A little while ago we had a mini seminar at our shala. It was a part of a larger concept Dreamdo. I was asked if I'd have anything interesting to share as we now have started a new shala. We have only morning mysore and we take our new students straight into the system of doing it according to your own breath. It has given me new insights into how people actually learn the ashtanga system. It's amazingly beautiful, people learn in such different ways.
It has also given me time to reflect on what yoga acually does to you. It's been repeated like a mantra that "do your practise and all is coming". "All" also means all the pain and suffering which you would encounter anyway if nothing changes. By change I mean attitude towards everything you do. If you still push yourself in everything you do, the practise will change nothing. The practise is like a laboratory for your whole life. You find your challenges in every moment in a very intense way. With a stubborn ego you'll find yourself in trouble in no time at all.
The myths about yoga are among others
- Yoga promotes health.
- Yoga increases your spirituality.
- Yoga diminishes your ego.
Yoga's health promoting effects are commonly compared to the effects of physical excersise. If this would be the case yoga would just be a complicated way of doing your daily excersise. I'm sure there are other much more straight forward ways of taking care of your body. Injuries happens and so they also happen in yoga, inspite of our sincere intentions. There has to be something extraordinary to the approach to yoga in order to be beneficial for your health. Just sweating and stretching is obviously not the answer.
If you take your everyday attitude into yoga and expect your spirituality to increase, something will increase but that might as well be your ego. Spirituality in the sense of becoming a "better" person is doomed to fail you some day.
Spirituality is about embracing everything that's happening to you in an understanding way. It's about stopping to deny your shadow and realise that you are what you are, instead of imagining yourself transforming into your ideal person. The imagination is a wonderful thing for finding dreams and hopes but a really crappy thing when it comes to facing who you really are. Yoga as a mean of transforming yourself to the one who you really are takes a lot of honest work. It also takes courage to abandon all your ideas of where the yoga is taking you.

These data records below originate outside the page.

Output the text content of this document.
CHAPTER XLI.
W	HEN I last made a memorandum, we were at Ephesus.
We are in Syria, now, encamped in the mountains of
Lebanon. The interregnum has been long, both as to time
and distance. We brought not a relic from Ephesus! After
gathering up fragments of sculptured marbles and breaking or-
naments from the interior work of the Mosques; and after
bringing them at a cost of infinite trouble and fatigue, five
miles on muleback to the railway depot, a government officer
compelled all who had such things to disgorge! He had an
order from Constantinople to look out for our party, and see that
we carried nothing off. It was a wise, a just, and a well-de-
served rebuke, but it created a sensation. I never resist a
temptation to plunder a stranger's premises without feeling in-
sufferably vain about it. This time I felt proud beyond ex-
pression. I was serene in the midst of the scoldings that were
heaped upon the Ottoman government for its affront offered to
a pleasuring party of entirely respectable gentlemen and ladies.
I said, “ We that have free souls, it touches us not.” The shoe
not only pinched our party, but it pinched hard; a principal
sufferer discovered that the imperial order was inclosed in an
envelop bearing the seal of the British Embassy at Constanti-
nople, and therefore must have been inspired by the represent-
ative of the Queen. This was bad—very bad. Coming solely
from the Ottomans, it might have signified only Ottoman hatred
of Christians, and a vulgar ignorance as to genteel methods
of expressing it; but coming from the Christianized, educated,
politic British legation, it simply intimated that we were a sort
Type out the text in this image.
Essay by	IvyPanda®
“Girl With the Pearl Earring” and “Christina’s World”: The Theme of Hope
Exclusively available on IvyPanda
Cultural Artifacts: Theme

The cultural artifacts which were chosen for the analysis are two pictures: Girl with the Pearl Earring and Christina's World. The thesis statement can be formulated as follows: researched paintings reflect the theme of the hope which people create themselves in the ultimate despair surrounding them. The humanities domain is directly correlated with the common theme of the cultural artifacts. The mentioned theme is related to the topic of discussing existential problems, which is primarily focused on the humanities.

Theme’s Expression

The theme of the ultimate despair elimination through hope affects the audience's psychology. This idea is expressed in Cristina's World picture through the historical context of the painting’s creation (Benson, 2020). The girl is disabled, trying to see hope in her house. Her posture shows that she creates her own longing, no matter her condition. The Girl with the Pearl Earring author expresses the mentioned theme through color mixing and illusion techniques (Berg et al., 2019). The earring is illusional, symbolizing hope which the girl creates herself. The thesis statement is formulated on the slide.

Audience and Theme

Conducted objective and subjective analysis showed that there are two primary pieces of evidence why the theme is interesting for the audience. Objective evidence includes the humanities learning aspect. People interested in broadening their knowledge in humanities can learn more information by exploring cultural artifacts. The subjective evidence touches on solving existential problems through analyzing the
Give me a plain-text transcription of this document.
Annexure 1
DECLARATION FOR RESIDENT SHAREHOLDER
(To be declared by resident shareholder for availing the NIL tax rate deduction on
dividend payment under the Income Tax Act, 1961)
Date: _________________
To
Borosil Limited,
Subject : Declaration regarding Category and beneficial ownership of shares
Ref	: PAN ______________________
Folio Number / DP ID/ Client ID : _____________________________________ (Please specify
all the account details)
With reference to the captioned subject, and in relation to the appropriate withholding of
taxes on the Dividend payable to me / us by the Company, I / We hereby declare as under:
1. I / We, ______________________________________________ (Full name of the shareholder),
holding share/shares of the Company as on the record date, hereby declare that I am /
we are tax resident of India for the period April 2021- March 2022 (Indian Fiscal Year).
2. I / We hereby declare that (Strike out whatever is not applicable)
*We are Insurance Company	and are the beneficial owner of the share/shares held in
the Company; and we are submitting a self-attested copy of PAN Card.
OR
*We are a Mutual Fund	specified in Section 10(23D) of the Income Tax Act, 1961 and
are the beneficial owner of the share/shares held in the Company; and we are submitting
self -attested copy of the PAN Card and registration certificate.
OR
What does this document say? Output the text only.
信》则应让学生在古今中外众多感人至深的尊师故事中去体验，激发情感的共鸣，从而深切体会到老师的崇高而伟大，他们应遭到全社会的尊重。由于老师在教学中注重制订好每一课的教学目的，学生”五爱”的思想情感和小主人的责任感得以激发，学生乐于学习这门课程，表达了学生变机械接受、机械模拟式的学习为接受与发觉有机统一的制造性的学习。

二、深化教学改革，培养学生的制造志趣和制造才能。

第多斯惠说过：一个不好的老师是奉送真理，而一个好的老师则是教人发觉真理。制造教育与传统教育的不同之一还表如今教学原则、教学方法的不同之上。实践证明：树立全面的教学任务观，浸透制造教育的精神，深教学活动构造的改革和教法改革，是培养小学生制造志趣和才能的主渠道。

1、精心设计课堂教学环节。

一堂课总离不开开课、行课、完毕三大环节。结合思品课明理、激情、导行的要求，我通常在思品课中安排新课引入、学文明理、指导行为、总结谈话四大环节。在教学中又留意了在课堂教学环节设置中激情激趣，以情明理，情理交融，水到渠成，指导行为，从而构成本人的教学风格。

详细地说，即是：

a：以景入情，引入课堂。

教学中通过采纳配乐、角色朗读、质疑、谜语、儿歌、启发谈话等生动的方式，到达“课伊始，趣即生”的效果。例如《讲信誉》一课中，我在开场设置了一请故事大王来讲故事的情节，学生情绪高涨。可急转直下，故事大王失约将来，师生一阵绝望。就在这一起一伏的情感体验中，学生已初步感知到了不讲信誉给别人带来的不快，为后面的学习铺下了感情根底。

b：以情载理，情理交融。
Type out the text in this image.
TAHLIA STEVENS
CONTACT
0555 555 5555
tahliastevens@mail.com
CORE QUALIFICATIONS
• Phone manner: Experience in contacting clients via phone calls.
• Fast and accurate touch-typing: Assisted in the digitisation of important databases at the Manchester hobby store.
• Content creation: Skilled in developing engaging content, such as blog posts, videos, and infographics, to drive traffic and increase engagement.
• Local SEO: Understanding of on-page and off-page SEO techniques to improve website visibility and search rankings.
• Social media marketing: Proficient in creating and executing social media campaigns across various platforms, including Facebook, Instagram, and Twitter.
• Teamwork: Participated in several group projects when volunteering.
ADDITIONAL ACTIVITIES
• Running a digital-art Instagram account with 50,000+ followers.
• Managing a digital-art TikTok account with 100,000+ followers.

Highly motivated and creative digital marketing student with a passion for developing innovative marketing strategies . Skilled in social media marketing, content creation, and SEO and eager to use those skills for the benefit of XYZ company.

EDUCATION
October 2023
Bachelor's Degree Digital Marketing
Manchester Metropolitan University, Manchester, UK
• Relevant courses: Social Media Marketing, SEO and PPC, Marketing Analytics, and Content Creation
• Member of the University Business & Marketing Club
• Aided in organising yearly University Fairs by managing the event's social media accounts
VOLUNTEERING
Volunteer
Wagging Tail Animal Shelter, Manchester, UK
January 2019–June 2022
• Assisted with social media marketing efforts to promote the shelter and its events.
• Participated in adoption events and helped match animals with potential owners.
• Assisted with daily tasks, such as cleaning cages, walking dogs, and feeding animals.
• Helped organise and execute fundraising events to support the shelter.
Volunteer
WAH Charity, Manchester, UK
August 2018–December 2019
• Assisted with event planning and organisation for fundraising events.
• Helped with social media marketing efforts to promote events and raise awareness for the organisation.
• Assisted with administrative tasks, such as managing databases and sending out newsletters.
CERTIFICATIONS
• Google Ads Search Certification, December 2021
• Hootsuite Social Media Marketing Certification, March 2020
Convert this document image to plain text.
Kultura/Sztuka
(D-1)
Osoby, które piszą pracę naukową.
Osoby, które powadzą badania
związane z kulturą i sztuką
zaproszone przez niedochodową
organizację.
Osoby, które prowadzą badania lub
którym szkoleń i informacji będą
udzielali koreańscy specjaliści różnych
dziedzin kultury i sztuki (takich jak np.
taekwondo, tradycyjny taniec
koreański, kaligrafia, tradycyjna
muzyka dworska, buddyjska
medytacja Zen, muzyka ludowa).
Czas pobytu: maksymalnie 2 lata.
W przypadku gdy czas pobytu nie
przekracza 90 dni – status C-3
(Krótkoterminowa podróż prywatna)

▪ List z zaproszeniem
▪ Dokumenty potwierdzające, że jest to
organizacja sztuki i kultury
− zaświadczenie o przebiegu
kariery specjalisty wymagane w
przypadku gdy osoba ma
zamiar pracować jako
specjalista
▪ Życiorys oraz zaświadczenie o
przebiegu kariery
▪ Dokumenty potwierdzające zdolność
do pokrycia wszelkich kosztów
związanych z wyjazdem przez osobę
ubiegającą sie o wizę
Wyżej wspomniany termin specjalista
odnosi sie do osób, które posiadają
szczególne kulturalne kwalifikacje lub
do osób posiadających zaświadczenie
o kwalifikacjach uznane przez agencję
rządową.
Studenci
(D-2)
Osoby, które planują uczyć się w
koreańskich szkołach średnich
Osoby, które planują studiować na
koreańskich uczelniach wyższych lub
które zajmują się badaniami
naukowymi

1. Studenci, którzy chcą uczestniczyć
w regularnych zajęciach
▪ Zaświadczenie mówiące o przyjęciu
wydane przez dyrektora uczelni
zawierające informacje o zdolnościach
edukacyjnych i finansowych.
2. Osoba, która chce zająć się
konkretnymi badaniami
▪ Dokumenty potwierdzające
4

Yoga is a tool to come closer to the immaterial reality behind this world. It is by definition not reachable through our imagination which is run by your material mind. Our mind is a 100% rerun of our thoughts and experiences, there is nothing original about its thinking. We need to get connected with a reality which is not run by the thinking mind. The experiences we get from this we need to carefully observe in order not to fool ourselves.
The fantastic bliss of a great yoga practise doesn't stay as long as we wish. We find ourselves wishing things to last forever. This is the critical point in the practise, can we take the accepting attitude beyond the mat? We practise hard to accept good days and bad days on the mat to eventually land in shavasana with a happy smile on our face. The acceptance of things and conditions as they are is likely to end when the practise ends. The feeling of total pleasure of a tough practise is like a bait for the ego to want this to last as a never ending feeling.
How does this diminish the ego? It doesn't. Health, blissful feeling and a state of no thoughts disturbing you is like a drug for the ego. It says: I want more of this. So there we go again wanting to controll what we have. We can go very far with this method and even experience a total change of our life. If the change is based on the reality behind everything it's of course no problem. However that is not always the case.
A woman at the seminar shared an episode of her life with us. She had got hooked on yoga and meditation to the degree that she left her job and husband and travelled to India to do yoga and meditation. She was totally high on the experience of everything. Her diet changed, no meat and alcohol. As she said, "I tried to drink a glass of wine but it wasn't possible". Finally something happened that made her see everything she had done as one big illusion. She fell flat on the ground. She told us that all the energy she had used to deny her dark side, her shadow, started to work against her. She landed in a total different reality. It took a couple of years of hard work to express and get rid of her anger and all the falseness. Even the act of bying a good piece of meat to prepare for food was an act of reality.
Whatever we do in order to reach for a better life can be food for the ego. How can we then practise yoga in a way that promotes health and spirituality without feeding the ego? Now this is the million dollar question. How could I even dare to answer?
The noble intention in Ashtanga yoga is to stay focused on the breath and on the coordination of breath and movement, the Vinyasa. Practising everyday guarantes you that there will be days when you absolute don't want to do it. This is a wonderful opportunity to still do it accepting everything what is. The balance between this and selfdestructive behavior is of course a fine line. When is it OK to quit and when should we just continue? This is the same one million dollar question in another form. Let's see if Ramana Maharshi can help us.
Ramana Maharshi said: ask yourself, who are you? The question in itself is the answer to the one million dollar question above. Can "Who am I", be your guide in your practise? Can you really let the question resonate through your whole beeing in all situations, on the mat and outside the mat? Can you let all your doing and all your practise be guided by this question. The answer doesn't come through your thinking mind. The question in itself is the real deal.